**Question 1: **Mrs.Simpson weighed 165 lbs in her Physicians scale. But the defective
scale used by her at Home showed her weight as 160 lb. Calculate the
relative and percentage error in the measurement of her scale.

If her daughter weighs 105 lb on the defective scale, find her actual weight nearest to the tenth of a lb.

** Solution: **

The actual error in the measurement of Mr. Simpson's weight = 165 - 160 = 5 lbs

Relative error in the measurement shown by the defective scale = $\frac{5}{165}$ = $\frac{1}{33}$

Percentage error = $\frac{1}{33}$ x 100 $\approx$ 3.03%

Let the actual weight of the daughter = x lbs

As Mrs.Simpson's weighing scale shows weight less than the actual weight x > 105.

Relative error in the measurement of defective scale = $\frac{x-105}{x}$ = $\frac{1}{33}$

33(x -105) = x (Cross multiplication of the proportion)

33x - 3465 = x

32x = 3465 $\Rightarrow$ x = 108.3 lb

The actual weight of her daughter = 108.3 lb

**Question 2: **A meter scale can measure to a precision of 1 mm. A rope and a small
length of wire are measured using the scale as 57.5 cm and 4 cm.
Calculate the relative errors occurred in both the measurements read
using the scale.

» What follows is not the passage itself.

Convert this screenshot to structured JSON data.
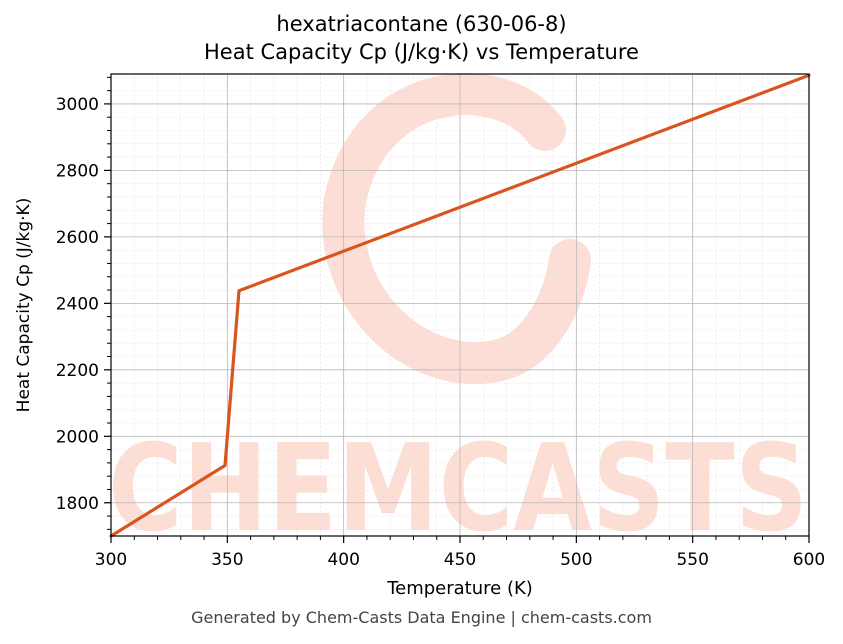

If it is required to measure the length of the wire to
the same accuracy level as that found in the measurement of the rope,
find the precision level required for the measuring instrument.

** Solution: **

The absolute error for the measurements taken using the scale = $\frac{1}{2}$ x precision level = $\frac{1}{2}$ x 1 mm = 0.5 mm = 0.05 cm

Relative error in the measurement of the rope = $\frac{0.05 }{57.5}$ = $\frac{1}{1150}$ $\approx$ 0.0009

Relative error in the measurement of the wire = $\frac{0.05}{4}$ = $\frac{1}{80}$ $\approx$ 0.0125

If the length of the wire is to be measured to the same accuracy
level found in the measurement of the rope, the relative error in the

measurement of the wire should also be equal to $\frac{1}{1150}$.

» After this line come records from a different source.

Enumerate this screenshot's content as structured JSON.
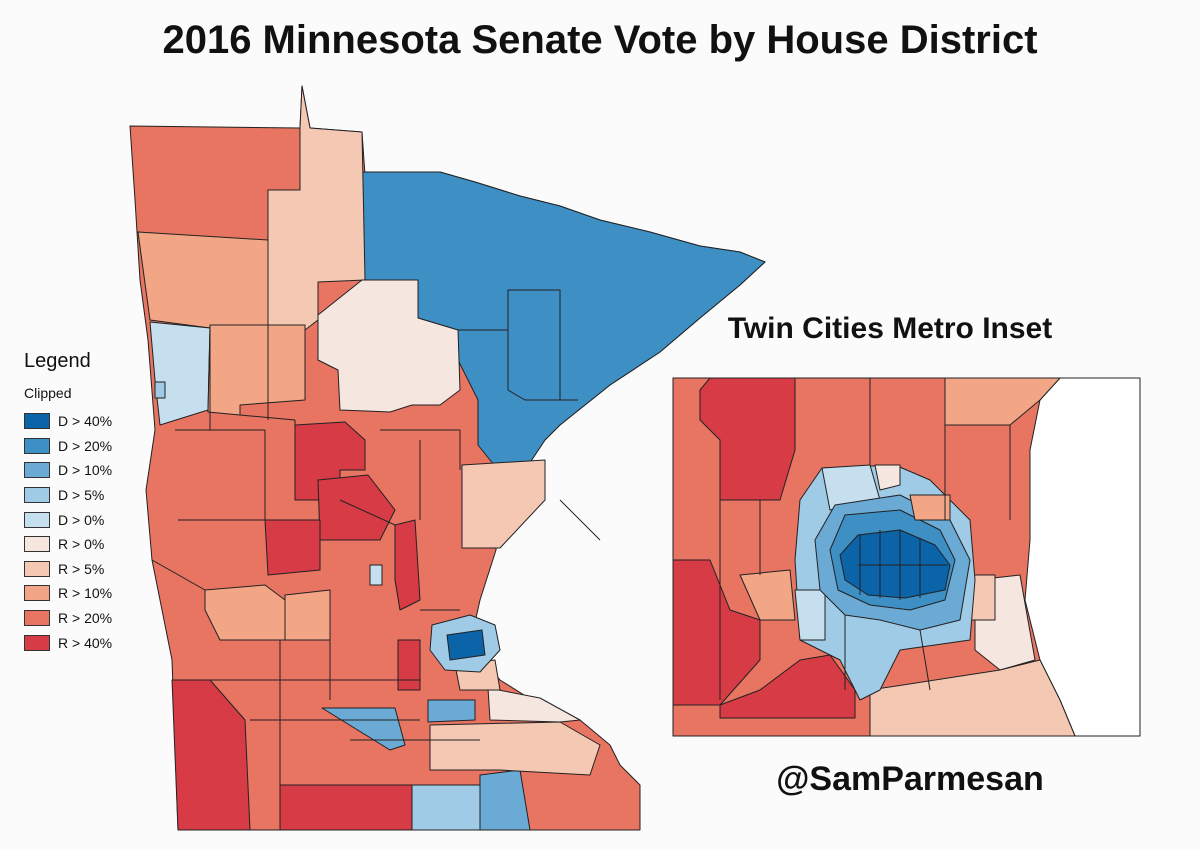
{
  "title": "2016 Minnesota Senate Vote by House District",
  "inset_title": "Twin Cities Metro Inset",
  "credit": "@SamParmesan",
  "legend": {
    "title": "Legend",
    "subtitle": "Clipped",
    "items": [
      {
        "label": "D > 40%",
        "color": "#0b64a8"
      },
      {
        "label": "D > 20%",
        "color": "#3d8fc4"
      },
      {
        "label": "D > 10%",
        "color": "#6aaad4"
      },
      {
        "label": "D > 5%",
        "color": "#9fcbe6"
      },
      {
        "label": "D > 0%",
        "color": "#c5dfee"
      },
      {
        "label": "R > 0%",
        "color": "#f6e6e0"
      },
      {
        "label": "R > 5%",
        "color": "#f5c8b4"
      },
      {
        "label": "R > 10%",
        "color": "#f2a686"
      },
      {
        "label": "R > 20%",
        "color": "#e87462"
      },
      {
        "label": "R > 40%",
        "color": "#d63b46"
      }
    ]
  }
}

Let the required precision = x.

The absolute error that can occur in the measurement = $\frac{x}{2}$

Thus the relative error that can occur in the measurement of length 4 cm = $\frac{\frac{x}{2}}{4}$ = $\frac{x}{8}$

$\frac{x}{8}$ = $\frac{1}{1150}$ $\Rightarrow$ x = $\frac{8}{1150}$ = 0.007 cm

Hence the required precision level = 0.07 mm.